You know, I could pretend I'm shocked but what's the use?
Come, dress lightly, bring tequila...
Dude you don't even know. I spilled the tequila and it took 4 people to stop me from drinking it off the table.
Any chance you used one if the curtain rods in the fireplace room as a sword? One is missing
Dude. My cat just tried to bat the tampon string hanging from body. NOT COOL, SEYMOUR. NOT COOL.
The water at the venue tasted HORRIBLE so I just kept drinking booze. It was like the medievals.
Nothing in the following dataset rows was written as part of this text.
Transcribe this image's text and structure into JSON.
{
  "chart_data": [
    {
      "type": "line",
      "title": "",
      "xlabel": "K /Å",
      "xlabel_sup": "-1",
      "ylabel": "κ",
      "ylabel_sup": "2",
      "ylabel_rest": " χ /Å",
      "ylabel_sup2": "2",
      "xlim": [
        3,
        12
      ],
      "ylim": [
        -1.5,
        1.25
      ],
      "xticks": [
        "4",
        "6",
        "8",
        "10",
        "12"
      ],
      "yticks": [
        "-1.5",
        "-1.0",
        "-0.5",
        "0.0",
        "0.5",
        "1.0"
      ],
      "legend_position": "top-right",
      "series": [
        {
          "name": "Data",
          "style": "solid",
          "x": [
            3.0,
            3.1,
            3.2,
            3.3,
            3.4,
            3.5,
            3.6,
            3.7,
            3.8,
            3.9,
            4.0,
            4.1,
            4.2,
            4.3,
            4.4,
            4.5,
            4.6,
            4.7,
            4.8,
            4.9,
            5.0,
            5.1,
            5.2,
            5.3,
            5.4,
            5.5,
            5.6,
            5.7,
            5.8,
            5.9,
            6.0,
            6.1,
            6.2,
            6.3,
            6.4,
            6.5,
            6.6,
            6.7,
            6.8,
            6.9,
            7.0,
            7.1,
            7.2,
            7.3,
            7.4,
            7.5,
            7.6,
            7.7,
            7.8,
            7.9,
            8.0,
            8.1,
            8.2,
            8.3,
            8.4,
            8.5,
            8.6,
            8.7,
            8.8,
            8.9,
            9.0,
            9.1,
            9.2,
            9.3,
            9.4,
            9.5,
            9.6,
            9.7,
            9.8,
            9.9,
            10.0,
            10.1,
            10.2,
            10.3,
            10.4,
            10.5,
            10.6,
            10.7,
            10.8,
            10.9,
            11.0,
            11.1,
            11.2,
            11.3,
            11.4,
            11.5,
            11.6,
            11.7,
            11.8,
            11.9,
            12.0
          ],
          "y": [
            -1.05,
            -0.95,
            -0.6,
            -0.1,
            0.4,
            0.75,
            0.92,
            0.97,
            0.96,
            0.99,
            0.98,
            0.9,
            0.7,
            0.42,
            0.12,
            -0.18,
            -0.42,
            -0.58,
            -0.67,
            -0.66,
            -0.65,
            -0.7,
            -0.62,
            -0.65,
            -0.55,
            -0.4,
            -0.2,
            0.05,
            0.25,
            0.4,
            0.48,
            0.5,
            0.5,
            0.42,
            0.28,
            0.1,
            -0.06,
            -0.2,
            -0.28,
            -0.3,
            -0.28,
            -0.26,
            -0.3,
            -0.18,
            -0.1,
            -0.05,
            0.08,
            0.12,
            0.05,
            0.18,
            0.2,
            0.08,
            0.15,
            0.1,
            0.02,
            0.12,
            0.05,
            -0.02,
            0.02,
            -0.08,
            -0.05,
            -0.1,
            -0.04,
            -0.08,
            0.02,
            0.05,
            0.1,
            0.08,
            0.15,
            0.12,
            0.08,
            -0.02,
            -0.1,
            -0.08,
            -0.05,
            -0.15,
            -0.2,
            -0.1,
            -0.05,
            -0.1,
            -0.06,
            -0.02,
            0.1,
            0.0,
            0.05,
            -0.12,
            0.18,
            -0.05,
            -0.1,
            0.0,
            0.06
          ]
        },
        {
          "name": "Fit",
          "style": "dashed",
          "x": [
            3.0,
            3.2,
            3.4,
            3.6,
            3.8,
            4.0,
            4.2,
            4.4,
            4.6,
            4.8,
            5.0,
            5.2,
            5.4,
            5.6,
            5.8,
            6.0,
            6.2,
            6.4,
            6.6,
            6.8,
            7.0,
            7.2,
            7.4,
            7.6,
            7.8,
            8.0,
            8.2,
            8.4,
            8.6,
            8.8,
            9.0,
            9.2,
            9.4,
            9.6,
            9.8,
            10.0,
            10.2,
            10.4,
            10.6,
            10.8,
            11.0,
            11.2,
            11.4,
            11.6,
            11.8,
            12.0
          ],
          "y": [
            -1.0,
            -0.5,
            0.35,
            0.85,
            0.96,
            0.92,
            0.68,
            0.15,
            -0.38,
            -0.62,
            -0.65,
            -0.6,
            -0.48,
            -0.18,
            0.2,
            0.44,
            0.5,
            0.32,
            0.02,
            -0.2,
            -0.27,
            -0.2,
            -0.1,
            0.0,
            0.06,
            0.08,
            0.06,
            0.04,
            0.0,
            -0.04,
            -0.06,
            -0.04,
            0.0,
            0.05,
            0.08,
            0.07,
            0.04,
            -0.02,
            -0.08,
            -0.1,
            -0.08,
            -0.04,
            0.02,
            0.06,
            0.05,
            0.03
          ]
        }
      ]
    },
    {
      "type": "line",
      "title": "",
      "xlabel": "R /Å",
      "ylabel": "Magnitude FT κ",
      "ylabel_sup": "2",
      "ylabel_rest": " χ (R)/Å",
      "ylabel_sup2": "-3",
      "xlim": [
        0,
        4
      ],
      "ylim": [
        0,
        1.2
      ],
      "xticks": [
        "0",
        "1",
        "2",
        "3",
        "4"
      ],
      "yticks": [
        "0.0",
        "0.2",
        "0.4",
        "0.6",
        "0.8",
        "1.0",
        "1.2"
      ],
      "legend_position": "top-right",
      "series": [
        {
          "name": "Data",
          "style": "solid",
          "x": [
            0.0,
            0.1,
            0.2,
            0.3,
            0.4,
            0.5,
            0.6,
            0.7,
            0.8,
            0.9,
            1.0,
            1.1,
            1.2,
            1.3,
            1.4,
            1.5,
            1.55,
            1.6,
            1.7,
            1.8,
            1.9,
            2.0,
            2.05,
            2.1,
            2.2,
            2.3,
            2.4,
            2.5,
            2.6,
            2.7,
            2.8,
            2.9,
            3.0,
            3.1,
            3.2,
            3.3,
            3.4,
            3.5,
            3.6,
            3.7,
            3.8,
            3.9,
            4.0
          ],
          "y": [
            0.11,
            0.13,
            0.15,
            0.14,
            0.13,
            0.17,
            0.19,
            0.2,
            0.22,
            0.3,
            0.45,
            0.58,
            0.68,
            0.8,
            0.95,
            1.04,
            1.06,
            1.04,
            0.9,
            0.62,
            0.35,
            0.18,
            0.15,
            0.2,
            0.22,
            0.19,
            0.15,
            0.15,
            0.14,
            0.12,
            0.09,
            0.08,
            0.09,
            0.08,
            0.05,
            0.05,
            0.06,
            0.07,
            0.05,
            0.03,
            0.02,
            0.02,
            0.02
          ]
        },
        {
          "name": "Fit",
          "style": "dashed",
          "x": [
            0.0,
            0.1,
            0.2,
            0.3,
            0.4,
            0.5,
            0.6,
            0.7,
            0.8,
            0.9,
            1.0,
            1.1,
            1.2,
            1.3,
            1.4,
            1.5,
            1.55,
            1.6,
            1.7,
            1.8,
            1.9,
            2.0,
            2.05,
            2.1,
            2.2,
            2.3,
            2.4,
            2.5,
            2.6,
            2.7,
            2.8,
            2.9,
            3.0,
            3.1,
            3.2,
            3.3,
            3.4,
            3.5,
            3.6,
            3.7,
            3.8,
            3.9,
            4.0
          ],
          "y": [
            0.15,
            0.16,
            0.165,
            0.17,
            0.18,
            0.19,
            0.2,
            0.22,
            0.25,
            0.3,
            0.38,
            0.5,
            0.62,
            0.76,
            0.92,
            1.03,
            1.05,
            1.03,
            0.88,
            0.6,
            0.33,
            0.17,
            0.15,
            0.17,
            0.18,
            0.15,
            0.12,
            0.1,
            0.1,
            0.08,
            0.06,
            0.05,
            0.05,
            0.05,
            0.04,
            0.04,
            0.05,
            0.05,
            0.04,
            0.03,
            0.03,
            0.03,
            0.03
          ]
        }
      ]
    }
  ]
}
Update: that felon in Georgia I slept with is now a police officer. What a wonderful world
I slid a quarter down a drunk man's butt crack last night. Qdoba gets rowdy
Oh my god. We just got locked out of our cabin and went to the neighbor's to see if they had a key and caught the neighbor jerking it. My night > your night
Pooled our money and rented a bouncy castle for the day. Get over here now. Bring vodka.
I'm currently watching porn and playing beer pong with wine in the lobby of a hotel with a squadron of hot airforce guys. You can never say your life is better than mine again
It's like the perfect sandwich, once you find it you want to ensure your future access to it.